Orchids We Have Known, Grown, or Killed

on June 12, 2025
The Vanderlip greenhouse on Oregon Lane. The orchids were grown in the greenhouse.
Orchids at an East window in his Monarch apartment.

by Richard Vanderlip

After the article on Darwin’s orchid, I’ve had several people ask about our hobby of growing orchids. A friend here in the Monarch asked how long we had been growing them. We got our first orchids in 1961 on our first anniversary while we were in Ames, Iowa, for my graduate degrees. We saw an ad in “Horticulture” magazine for four orchids, two blooming sizes, and two seedlings for $12. Keep in mind that my Graduate Research Assistantship paid $2,500 per year! We grew them in a homemade “Wardian Case” in front of a north window in student housing.

That Thanksgiving, we came back to Kansas and a fellow graduate student from Hawaii said he would take care of our orchids. When we returned, he had written to his mother and had her send divisions of 17 of his orchids for us! With 21 orchids, we were hooked.

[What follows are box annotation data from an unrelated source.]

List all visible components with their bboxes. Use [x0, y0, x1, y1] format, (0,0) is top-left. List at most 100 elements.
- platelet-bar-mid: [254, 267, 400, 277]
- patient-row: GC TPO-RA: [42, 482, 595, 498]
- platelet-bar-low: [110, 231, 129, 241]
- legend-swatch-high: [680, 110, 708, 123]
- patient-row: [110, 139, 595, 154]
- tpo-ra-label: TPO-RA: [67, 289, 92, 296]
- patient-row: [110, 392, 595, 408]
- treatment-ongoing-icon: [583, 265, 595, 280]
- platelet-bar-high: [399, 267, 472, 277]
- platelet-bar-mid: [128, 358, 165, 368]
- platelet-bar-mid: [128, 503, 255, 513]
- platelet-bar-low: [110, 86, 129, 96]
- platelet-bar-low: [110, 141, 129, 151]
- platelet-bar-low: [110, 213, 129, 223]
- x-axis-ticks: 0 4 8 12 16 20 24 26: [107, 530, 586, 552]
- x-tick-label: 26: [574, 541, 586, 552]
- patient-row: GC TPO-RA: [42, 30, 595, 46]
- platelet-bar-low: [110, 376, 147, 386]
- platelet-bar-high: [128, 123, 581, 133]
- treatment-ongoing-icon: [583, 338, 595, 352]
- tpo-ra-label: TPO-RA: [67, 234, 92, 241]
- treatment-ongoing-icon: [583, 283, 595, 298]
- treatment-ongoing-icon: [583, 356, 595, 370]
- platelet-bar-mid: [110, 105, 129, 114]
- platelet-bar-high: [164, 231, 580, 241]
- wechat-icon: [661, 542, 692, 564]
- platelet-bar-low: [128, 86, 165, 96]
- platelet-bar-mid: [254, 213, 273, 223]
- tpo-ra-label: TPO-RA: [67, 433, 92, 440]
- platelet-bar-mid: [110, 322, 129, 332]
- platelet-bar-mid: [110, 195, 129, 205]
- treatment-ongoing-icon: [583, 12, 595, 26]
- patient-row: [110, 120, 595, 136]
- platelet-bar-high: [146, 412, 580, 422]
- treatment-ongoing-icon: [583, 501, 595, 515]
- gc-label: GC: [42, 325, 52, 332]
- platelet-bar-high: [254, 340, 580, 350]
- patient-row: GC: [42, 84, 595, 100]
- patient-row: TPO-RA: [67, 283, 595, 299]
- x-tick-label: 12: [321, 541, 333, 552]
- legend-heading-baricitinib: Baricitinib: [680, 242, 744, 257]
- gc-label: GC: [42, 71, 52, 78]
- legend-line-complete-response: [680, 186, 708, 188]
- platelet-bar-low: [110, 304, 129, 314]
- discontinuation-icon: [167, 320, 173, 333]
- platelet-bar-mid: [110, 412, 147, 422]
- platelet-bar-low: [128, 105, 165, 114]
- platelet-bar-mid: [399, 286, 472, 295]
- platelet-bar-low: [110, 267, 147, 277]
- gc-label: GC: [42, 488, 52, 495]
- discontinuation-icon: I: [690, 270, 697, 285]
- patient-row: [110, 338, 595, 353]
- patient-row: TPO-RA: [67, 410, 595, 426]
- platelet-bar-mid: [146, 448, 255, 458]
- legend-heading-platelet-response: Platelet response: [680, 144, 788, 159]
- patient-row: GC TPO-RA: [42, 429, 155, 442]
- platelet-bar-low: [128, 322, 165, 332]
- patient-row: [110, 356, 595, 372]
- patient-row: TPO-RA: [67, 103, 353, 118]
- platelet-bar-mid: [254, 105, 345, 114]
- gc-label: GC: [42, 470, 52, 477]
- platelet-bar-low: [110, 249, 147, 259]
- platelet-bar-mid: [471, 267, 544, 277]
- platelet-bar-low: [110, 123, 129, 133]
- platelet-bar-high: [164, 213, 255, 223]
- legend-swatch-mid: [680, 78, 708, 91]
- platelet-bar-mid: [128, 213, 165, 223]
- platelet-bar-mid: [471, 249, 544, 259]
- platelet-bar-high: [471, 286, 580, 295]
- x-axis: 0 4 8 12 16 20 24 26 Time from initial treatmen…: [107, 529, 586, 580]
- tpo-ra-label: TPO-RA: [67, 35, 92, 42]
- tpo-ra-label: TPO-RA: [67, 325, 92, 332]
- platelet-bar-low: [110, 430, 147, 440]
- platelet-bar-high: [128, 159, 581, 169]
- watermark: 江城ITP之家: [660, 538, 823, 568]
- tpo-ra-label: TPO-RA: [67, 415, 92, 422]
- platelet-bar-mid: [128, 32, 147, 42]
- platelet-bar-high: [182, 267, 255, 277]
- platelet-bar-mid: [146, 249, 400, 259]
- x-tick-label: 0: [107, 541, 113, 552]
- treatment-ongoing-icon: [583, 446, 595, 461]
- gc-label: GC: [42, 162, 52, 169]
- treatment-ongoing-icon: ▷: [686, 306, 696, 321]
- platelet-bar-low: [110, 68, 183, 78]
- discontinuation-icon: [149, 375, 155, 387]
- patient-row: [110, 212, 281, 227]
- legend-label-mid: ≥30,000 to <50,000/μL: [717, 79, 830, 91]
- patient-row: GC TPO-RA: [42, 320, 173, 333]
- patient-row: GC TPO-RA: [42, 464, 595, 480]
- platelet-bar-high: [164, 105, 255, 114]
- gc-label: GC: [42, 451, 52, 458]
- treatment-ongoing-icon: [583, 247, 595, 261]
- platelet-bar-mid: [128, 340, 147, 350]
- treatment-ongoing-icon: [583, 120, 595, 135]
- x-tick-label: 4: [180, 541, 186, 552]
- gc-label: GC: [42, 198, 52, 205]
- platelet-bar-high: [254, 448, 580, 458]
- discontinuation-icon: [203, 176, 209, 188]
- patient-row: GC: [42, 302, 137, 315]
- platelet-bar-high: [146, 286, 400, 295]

After we moved to Manhattan in 1964, we grew orchids under lights in the basement, on a partially covered patio, and finally, in a greenhouse from 1970 until we moved to Meadowlark in 2023. (We moved 22 orchids to Meadowlark, and purchased an additional four since the move.) Every few years I give a talk at the Kansas Orchid Society on “Orchids we have Known, Grown, or Killed,” and now plan to share stories about some of our orchids each month.

The pictures at top and top right show a couple of places where we have grown them, including at our apartment in the Monarch. So, Steve, this month makes it 64 years. I now have 25 orchids. Yes, that means one has bit the dust.